According to Kakao Piccoma, the company first decided to launch international services in France due to the strong preference for Japanese manga among French fans in March of 2021. In a prepared statement sent to multiple Korean media outlets, Kakao remarked on the latest development:

“In light of the slowdown in (France’s cartoon) market growth since the company’s decision to launch operations in France, Kakao Piccoma is currently undergoing the process of withdrawing its operations from France to refocus its priority. Kakao Piccoma intends to persist in its efforts to initiate the company’s next phase of expansion, by retaining its experience in conducting business in France.”

The exit of Piccoma from the French market contrasts with strong in-app sales in Japan for digital manga/webtoons for the first half of 2023, which totaled volume of 100 billion yen ($641 million USD) last year. This is based partly on Piccoma’s use of algorithm-based recommendation engines to spotlight featured manga and webtoons series to users, which makes finding readers’ next favorite series easy and addictive. 

Publishing industry watchers in Japan took the news of Kakao Piccoma’s exit from the French market seriously, with one manga editor/publishing exec wondering if this is a sign of a webtoon “bubble” that’s starting to deflate.

Kazuaki Ishibashi, CEO of Comic Room (@mikunikko on X/Twitter) had this to say: (roughly translated from this tweet into English):

Piccoma’s withdrawal from Europe has people in the industry buzzing. Why is this happening when WEBTOON is said to be expanding worldwide and becoming a huge market? The WEBTOON market, which had been fueled by various people and gave investors dreams, is starting to show signs of decline. 

From the perspective of the field, it feels like the market size is already reaching its limit, at least in Japan. Recently, many Korean studios have gone out of business, and Japanese companies that had started a new business with WEBTOON are starting to withdraw one after another. It even feels like the collapse of the WEBTOON bubble has already begun in the production field. 

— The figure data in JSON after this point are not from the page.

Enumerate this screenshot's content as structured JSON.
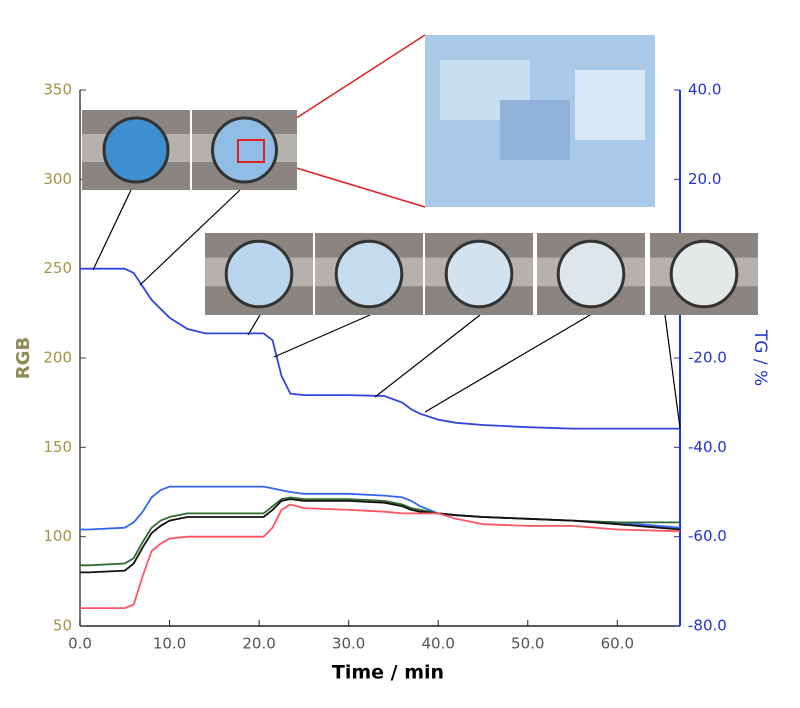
{
  "chart_data": {
    "type": "line",
    "x_label": "Time / min",
    "y_label": "RGB",
    "y2_label": "TG / %",
    "x": [
      0,
      1,
      5,
      6,
      7,
      8,
      9,
      10,
      12,
      14,
      18,
      20.5,
      21.5,
      22.5,
      23.5,
      25,
      30,
      34,
      36,
      37,
      38,
      40,
      42,
      45,
      50,
      55,
      60,
      67
    ],
    "series": [
      {
        "color": "#3344dd",
        "axis": "y2",
        "values": [
          0,
          0,
          0,
          -1,
          -4,
          -7,
          -9,
          -11,
          -13.5,
          -14.5,
          -14.5,
          -14.5,
          -16,
          -24,
          -28,
          -28.3,
          -28.3,
          -28.5,
          -30,
          -31.5,
          -32.5,
          -33.8,
          -34.5,
          -35,
          -35.5,
          -35.8,
          -35.8,
          -35.8
        ]
      },
      {
        "color": "#3366ee",
        "values": [
          104,
          104,
          105,
          108,
          114,
          122,
          126,
          128,
          128,
          128,
          128,
          128,
          127,
          126,
          125,
          124,
          124,
          123,
          122,
          120,
          117,
          113,
          112,
          111,
          110,
          109,
          108,
          105
        ]
      },
      {
        "color": "#2e6b2e",
        "values": [
          84,
          84,
          85,
          88,
          97,
          105,
          109,
          111,
          113,
          113,
          113,
          113,
          117,
          121,
          122,
          121,
          121,
          120,
          118,
          116,
          115,
          113,
          112,
          111,
          110,
          109,
          108,
          108
        ]
      },
      {
        "color": "#111111",
        "values": [
          80,
          80,
          81,
          85,
          94,
          102,
          106,
          109,
          111,
          111,
          111,
          111,
          115,
          120,
          121,
          120,
          120,
          119,
          117,
          115,
          114,
          113,
          112,
          111,
          110,
          109,
          107,
          104
        ]
      },
      {
        "color": "#ff5566",
        "values": [
          60,
          60,
          60,
          62,
          78,
          92,
          96,
          99,
          100,
          100,
          100,
          100,
          105,
          115,
          118,
          116,
          115,
          114,
          113,
          113,
          113,
          113,
          110,
          107,
          106,
          106,
          104,
          103
        ]
      }
    ],
    "xlim": [
      0,
      67
    ],
    "xticks": [
      {
        "value": 0,
        "label": "0.0"
      },
      {
        "value": 10,
        "label": "10.0"
      },
      {
        "value": 20,
        "label": "20.0"
      },
      {
        "value": 30,
        "label": "30.0"
      },
      {
        "value": 40,
        "label": "40.0"
      },
      {
        "value": 50,
        "label": "50.0"
      },
      {
        "value": 60,
        "label": "60.0"
      }
    ],
    "ylim": [
      50,
      350
    ],
    "yticks": [
      50,
      100,
      150,
      200,
      250,
      300,
      350
    ],
    "y2lim": [
      -80,
      40
    ],
    "y2ticks": [
      {
        "value": -80,
        "label": "-80.0"
      },
      {
        "value": -60,
        "label": "-60.0"
      },
      {
        "value": -40,
        "label": "-40.0"
      },
      {
        "value": -20,
        "label": "-20.0"
      },
      {
        "value": 20,
        "label": "20.0"
      },
      {
        "value": 40,
        "label": "40.0"
      }
    ]
  }
}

What is not known now is how the withdrawal from the French market will affect plans for further international expansion of Piccoma and webtoon-based apps in general. While France has for years been the largest market for manga outside of Japan (outpacing the US/Canada market for manga in English), the US/Canada market has been publishing more and seeing greater success and reader adoption of Korean comics and webtoons and even webnovels, both via apps and in print than their French counterparts.

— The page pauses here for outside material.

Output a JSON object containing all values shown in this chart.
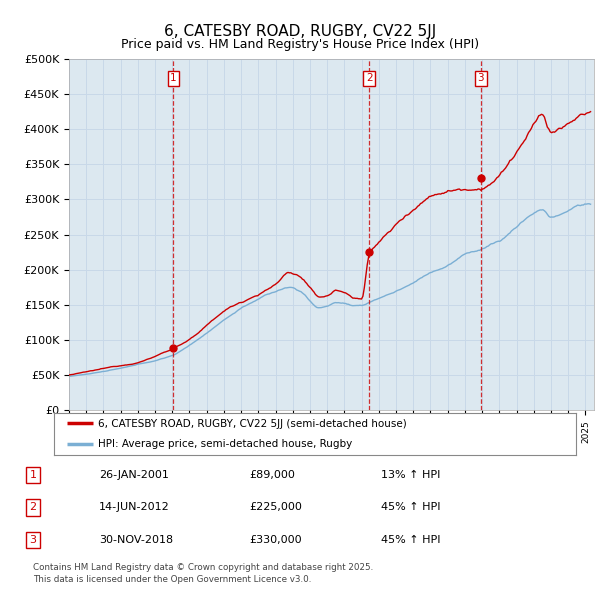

It was thought that Piccoma’s success in France would pave the way for further potential growth in other established publishing markets within Europe, where the local scene is dominated by titles from Japanese publishing giants Kodansha, Shogakukan, and Shueisha with its Manga Plus digital platform, as well as the surge in popularity of Naver’s WEBTOON as a platform for independent webcomic/webtoon creators, amongst other options for webtoons in French such as Lehzin, Toomics and so on.

How To Kill The Villain French key art
How To Kill The Villain French key art

The English-language report from the Korean outlet JoonAng Daily also states that the French market’s preference for physical manga purchases was a leading factor in Kakao Piccoma’s withdrawal. This makes sense, as French business regulations exist that protect book publishers and booksellers of all sizes from being undercut by digital offerings in an effort to preserve the local publishing industry, and local manga publishers also benefit from the protections.

With France’s and the wider European preference for printed manga, digital webtoon and manga platforms will need to develop new strategies for convincing manga readers and collectors that their platforms are not only worth investing in, but are also an ideal companion to manga in print, not just another competitor.